4 棺の中の悦楽 悽愴編 01/08/07入手。
前巻と並んで一番山風らしい作品群だと思う。特にこの巻はまさに悽愴という表現がぴたりである。
「女死刑囚」(本文庫にて初読)
舞台が現代なので厳密には違うが、切支丹物に通じる雰囲気がある。
「30人の3時間」(本文庫にて初読)
カタストロフまでの過程を延々と描写しつつ、しかも落とさないところが実に人が悪い。
「新かぐや姫」(講談社大衆文学館「山田風太郎奇想ミステリ集」にて初読)
やはり、犯人?の意外性よりもその背景にある動機が問題となる。
「赤い蝋人形」(山田風太郎傑作大全12「赤い蝋人形」(廣済堂文庫)にて初読)
事件の真相に隠れたもう一つの真実…。これは本格篇に入れても良かったはず。
「わが愛しの妻よ」(山田風太郎傑作大全12「赤い蝋人形」(廣済堂文庫)にて初読)
社会正義の胡散臭さが痛烈に指摘される。
「誰も私を愛さない」(「男性滅亡」(ハルキ文庫)にて初読)
日下三蔵氏の改題では表題作「棺の中の悦楽」のプロトタイプと書かれているが、そう思って読むと、遍歴するのが男性か女性かでこうも話が変わるのかと考えさせられる。
「祭壇」(講談社大衆文学館「山田風太郎奇想ミステリ集」にて初読)
目に見える事実が真実とは限らない…。こんな懐疑的な作品を書いていたら理詰めの本格推理はとても書けまい。
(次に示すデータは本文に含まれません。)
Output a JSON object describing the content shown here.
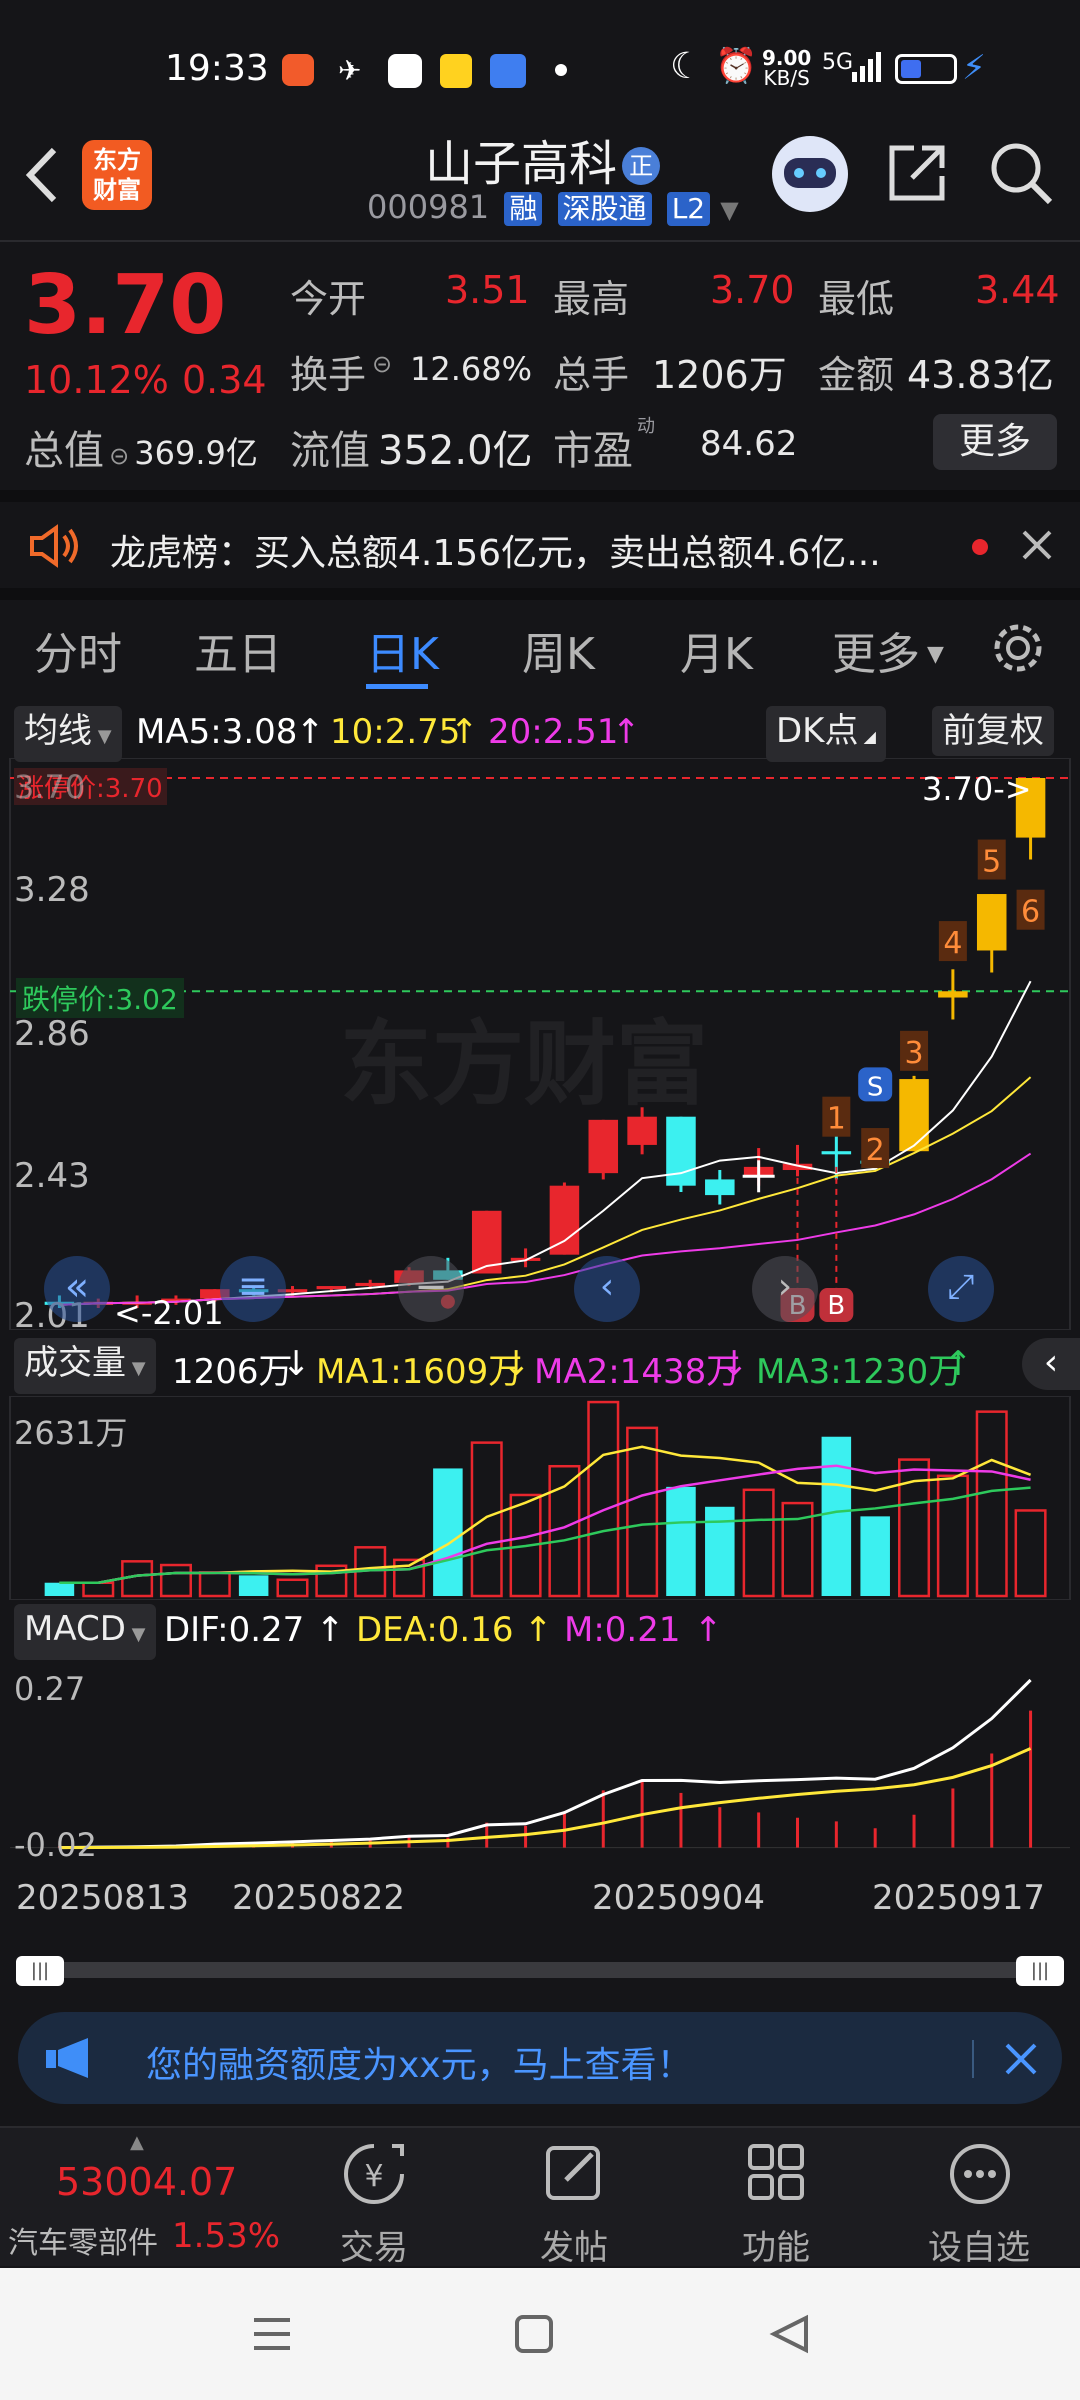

「二人」(講談社大衆文学館「山田風太郎奇想ミステリ集」にて初読)
ミステリーの定番?
「棺の中の悦楽」(講談社大衆文学館にて初読) 評価B
大島渚監督により映画化されているが、監督は作者から「あなたには私の作品は向いていないです」との手紙を貰ったらしい。